About Importing Content with Content Crawlers
Content crawlers enable you to import content into the
portal. Web content
crawlers enable you to import content from web sites. Remote content crawlers
enable you to import content from external content repositories such
as a Windows NT file system, Documentum, Microsoft Exchange, or Lotus
Notes.
Crawl Providers
A crawl provider is a piece
of software that tells the portal how to use the information in the
external content repository. Oracle provides several crawl providers:
World Wide Web (WWW) (installed with the portal software), Windows
NT File (included with the portal software), Documentum, Microsoft
Exchange, and Lotus Notes. If your content resides in a custom system,
such as a custom database, you can import it by writing your own crawl
provider using the IDK.
Note:
- Your portal administrator must install the crawl provider before
you can create the associated content web service. For information
on obtaining crawl providers, refer to the Oracle Technology Network
at http://www.oracle.com/technology/index.html. For information on installing crawl providers, refer to the Installation Guide for Oracle WebCenter Interaction (available
on the Oracle Technology Network at http://www.oracle.com/technology/documentation/bea.html) or the documentation that comes with your crawl provider, or contact
your portal administrator.
- To learn about developing your own crawl provider, refer to the Oracle WebCenter Interaction Web Service Development Guide, which is located on the Oracle Technology Network at http://www.oracle.com/technology/documentation/bea.html.
- For a summary of Oracle WebCenter Interaction crawl providers,
as well as guidelines on best practices for deploying content crawlers,
see the Deployment Guide for Oracle WebCenter Interaction.
Content Web Services
Content web services
enable you to specify general settings for your external user repository,
leaving the target and security settings to be set in the associated
remote content source and remote content crawler. This allows you
to crawl multiple locations of the same content repository without
having to repeatedly specify all the settings.
Content Sources
Content
sources provide access to external content repositories, enabling
users to submit documents and content managers to create content crawlers
to import documents into the Knowledge Directory. Each content source
is configured to access a particular document repository with specific
authentication. For example, a content source for a secured web site
can be configured to fill out the web form necessary to gain access
to that site. Register a content source for each secured web site
or back-end repository from which content can be imported into your
portal.
Best Practices
- To facilitate maintenance, we recommend you implement several
instances of each content crawler type, configured for limited, specific
purposes.
- For file system content crawlers, you might want to implement
a content crawler that mirrors an entire file system folder hierarchy
by specifying a top-level starting point and its subfolders. Although
the content in your folder structure is available on your network,
replicating this structure in the portal offers several advantages:
- Users are able to search and access the content over the web.

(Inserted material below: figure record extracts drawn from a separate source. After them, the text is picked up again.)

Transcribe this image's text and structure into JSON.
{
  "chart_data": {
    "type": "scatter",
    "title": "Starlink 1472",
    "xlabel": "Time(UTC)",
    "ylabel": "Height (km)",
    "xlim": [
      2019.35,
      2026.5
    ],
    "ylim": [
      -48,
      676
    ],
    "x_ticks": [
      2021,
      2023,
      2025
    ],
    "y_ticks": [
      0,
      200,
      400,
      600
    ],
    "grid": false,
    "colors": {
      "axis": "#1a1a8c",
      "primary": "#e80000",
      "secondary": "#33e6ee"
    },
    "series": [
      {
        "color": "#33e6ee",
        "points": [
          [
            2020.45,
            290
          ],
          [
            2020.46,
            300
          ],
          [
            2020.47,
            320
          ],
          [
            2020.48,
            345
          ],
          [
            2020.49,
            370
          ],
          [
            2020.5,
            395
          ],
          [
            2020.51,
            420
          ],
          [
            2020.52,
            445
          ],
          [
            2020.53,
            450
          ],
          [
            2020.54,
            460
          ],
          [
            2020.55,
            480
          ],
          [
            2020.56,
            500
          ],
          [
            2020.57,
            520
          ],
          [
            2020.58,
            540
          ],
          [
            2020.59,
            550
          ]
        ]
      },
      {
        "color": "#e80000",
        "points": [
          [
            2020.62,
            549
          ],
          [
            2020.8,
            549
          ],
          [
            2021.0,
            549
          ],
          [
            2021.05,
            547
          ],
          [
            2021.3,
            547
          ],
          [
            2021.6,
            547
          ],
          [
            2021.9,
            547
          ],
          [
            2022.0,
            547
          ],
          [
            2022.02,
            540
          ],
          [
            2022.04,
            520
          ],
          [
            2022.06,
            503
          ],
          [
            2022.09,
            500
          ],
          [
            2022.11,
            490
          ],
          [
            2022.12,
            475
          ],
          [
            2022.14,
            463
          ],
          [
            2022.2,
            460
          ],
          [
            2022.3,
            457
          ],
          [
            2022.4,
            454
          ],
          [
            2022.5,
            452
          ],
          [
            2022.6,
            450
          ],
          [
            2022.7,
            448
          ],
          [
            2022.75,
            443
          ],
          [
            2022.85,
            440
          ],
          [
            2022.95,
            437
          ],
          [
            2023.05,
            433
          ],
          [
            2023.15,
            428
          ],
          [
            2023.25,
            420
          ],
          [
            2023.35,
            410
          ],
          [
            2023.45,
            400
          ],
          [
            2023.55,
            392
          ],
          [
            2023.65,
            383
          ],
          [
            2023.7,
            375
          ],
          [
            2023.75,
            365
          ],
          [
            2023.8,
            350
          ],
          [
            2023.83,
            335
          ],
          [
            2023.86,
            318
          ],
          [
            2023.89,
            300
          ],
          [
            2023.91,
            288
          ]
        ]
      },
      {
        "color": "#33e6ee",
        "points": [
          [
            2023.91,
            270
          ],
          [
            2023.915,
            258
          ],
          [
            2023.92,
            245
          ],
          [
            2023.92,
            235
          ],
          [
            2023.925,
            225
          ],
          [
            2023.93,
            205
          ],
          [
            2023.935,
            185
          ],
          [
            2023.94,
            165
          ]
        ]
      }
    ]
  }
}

- Interested users can receive regular updates on new content with
snapshot queries.
- You can use default profiles to direct new users to important
folders.
However, you might find it easier to maintain controlled access,
document updates, or document expiration by creating several content
crawlers that target specific folders.
- If you plan to crawl web locations, familiarize yourself with
the pages you want to import. Often, you can find one or two pages
that contain links to everything of interest. For example, most companies
offer a list of links to their latest press releases, and most web
magazines offer a list of links to their latest articles. When you
configure your content crawler for this source, you can target these
pages and exclude others to improve the efficiency of your crawl jobs.
- If you know that certain content will no longer be relevant after
a date—for example, if the content is related to a fiscal year, a
project complete date, or the like—you might want to create a content
crawler specifically for the date-dependent content. When the content
is no longer relevant, you can run a job that removes all content
created by the specific content crawler.
- For remote content crawlers, you might want to limit the target
for mail content crawlers to specific user names; you might want to
limit the target for document content crawlers to specific content
types.
For additional considerations and best practices, see the
Deployment Guide for Oracle WebCenter Interaction.